Karena ini kerabat dekat maka kami memutuskan untuk datang lebih awal dari waktu yang ditentukan, agar kami dapat mengikuti acara dari pertama, sekaligus Bunda bisa kangen-kangenan dengan keluarga besar yang jarang bertemu.  Acara perkawinan selalu menjadi ajang reuni keluarga yang membahagiakan bukan?

Untuk informasi pembaca, biasanya kami datang ke pesta perkawinan itu pas acara sudah mau selesai (hahaha).  Petugas katering sudah berbenah, sibuk bersih-bersih, makanan tinggal sisa-sisa, undangan sudah banyak yang pulang, sesi foto booth juga biasanya sudah habis kertasnya.

Namun kali ini lain, kami datang lima belas menit sebelum acara dimulai.  Pengantin belum datang.  Tamu yang datang pun relatif baru keluarga dekat saja.  Kami jadi lebih leluasa menikmati seluruh prosesi acara, Bunda pun senang sekali bisa silaturahim dengan keluarga besar.  Beberapa dari mereka ada yang datang dari luar kota.

Ketika mengikuti acara-acara tersebut sengaja saya merapat ke booth makanan yang menyediakan Sate Padang dan Dim Sum.  Tepat di sebelah kiri saya tersedia meja dessert kue coklat aneka rupa.  Beberapa langkah dari tempat saya berdiri, juga ada gubuk Bakso Malang.   Hhhhaaaa cerdas … Tempat berdiri yang strategis?  Anda tau maksud saya bukan?

Ya betul sekali … Supaya cepat dapat makanan.  Maklum belum sarapan tadi pagi.  Jadi nanti jika para tamu antri salaman ke pelaminan, saya akan makan duluan!  Semua mau saya cobain, sambil nunggu sepi orang yang salaman.

.

Acara dimulai dari iring-iringan pengantin datang, pengantin duduk di pelaminan,  tari-tarian penyambutan, ditutup dengan sambutan ucapan terima kasih wakil dari keluarga besar serta pembacaan doa.

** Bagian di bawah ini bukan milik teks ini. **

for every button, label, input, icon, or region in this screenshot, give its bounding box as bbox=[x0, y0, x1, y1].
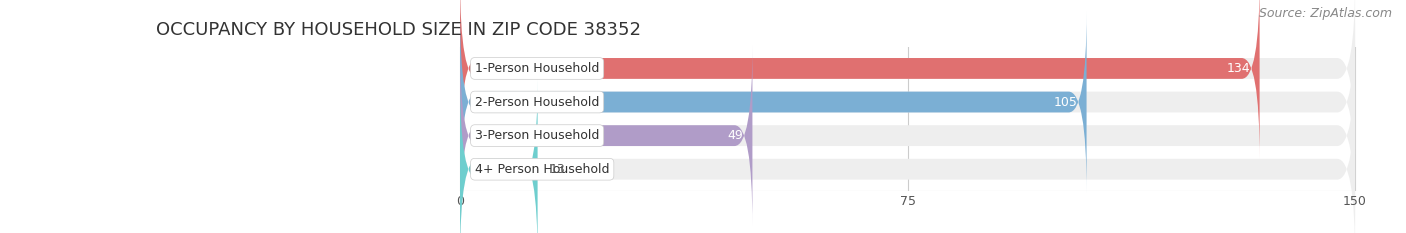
FancyBboxPatch shape bbox=[460, 79, 1355, 233]
Text: 3-Person Household: 3-Person Household bbox=[475, 129, 599, 142]
Text: 13: 13 bbox=[550, 163, 565, 176]
FancyBboxPatch shape bbox=[460, 79, 537, 233]
FancyBboxPatch shape bbox=[460, 0, 1355, 159]
FancyBboxPatch shape bbox=[460, 0, 1260, 159]
Text: OCCUPANCY BY HOUSEHOLD SIZE IN ZIP CODE 38352: OCCUPANCY BY HOUSEHOLD SIZE IN ZIP CODE … bbox=[156, 21, 641, 39]
Text: 2-Person Household: 2-Person Household bbox=[475, 96, 599, 109]
Text: 4+ Person Household: 4+ Person Household bbox=[475, 163, 609, 176]
FancyBboxPatch shape bbox=[460, 12, 1355, 192]
Text: 134: 134 bbox=[1227, 62, 1251, 75]
FancyBboxPatch shape bbox=[460, 12, 1087, 192]
FancyBboxPatch shape bbox=[460, 45, 752, 226]
Text: 1-Person Household: 1-Person Household bbox=[475, 62, 599, 75]
Text: Source: ZipAtlas.com: Source: ZipAtlas.com bbox=[1258, 7, 1392, 20]
Text: 49: 49 bbox=[728, 129, 744, 142]
Text: 105: 105 bbox=[1053, 96, 1077, 109]
FancyBboxPatch shape bbox=[460, 45, 1355, 226]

Para tamu yang datang semua tertib mengikuti seluruh prosesi acara tersebut.  Satu per satu.  Tak ada satupun yang berani mengambil makanan yang tersedia.  Baik itu makanan prasmanan nasi. lauk dan kawan-kawan, maupun makanan jajanan dan minuman yang di sajikan di saung-gubuk-booth terpisah.  Tak ada yang menyentuh.  Semua khidmad menyimak acara.  Mungkin ada juga satu dua tamu yang mau makan, tetapi saya yakin petugas katering yang berjaga menolak mereka dengan halus.  Memohon pengertian tamu agar mengikuti acara formal terlebih dahulu sampai selesai berdoa, baru menyantap makanan.

Sepertinya ini instruksi dari wedding organizer/keluarga agar acara berlangsung dengan tertib.

Namun ada kejadian lucu … (sekaligus memalukan)

Ketika itu acara masih sambutan dari salah seorang perwakilan keluarga kedua mempelai, Beliau mengucapkan terima kasih atas kehadiran tamu dan memohon maaf jika ada kekurangan di sana-sini dst dst dst …

Tiba-tiba ada seorang Bapak, sekitar 60 tahunan, berdandan rapi, baju celana hitam, plus Jas necis yang juga berwarna hitam, sepatu mengkilat.  Nyelonong … mendekat ke booth makanan yang ada di sana, seraya membuka tutup kukusan dim sum lalu berkata …

Ini apa ini?

Sudah siap?

Melihat pemandangan tersebut, spontan saya pun berkata (tepatnya menegur) …

“Maaf Pak, mari kita menghormati tuan rumah, Mohon tunggu sebentar biarkan mereka menyelesaikan acara resminya sampai pembacaan doa, baru kita santap hidangannya”

(Saya mengira Bapak ini kelaparan, tidak sabaran mau mengambil makanan)

Si Bapak berjas hitam necis itu pun serta-merta menoleh ke saya.  Dengan raut wajah yang tidak senang.  Lalu apa reaksi dia? Apa yang dia katakan selanjutnya?

Si Bapak necis berkata … (sedikit menghardik tak senang)

Saya tau!!!

Saya ini dari Katering!  Saya sedang memeriksa kesiapan tim saya!

 

Ups … ya maap … aku kan ndak tau … abis dandanan situ keren kayak tamu undangan siiiihhh …

Saya malu!  Salah menegur.  Salah duga. 

Lalu saya pun pura-pura sibuk menyimak pidato … Dan pelan-pelan mlipir ke booth makanan yang lain … (Supaya nanti tetap dapet antrian makanan yang pertama, ketika saat ramah-tamah tiba)

Anda pernah malu di pesta perkawinan?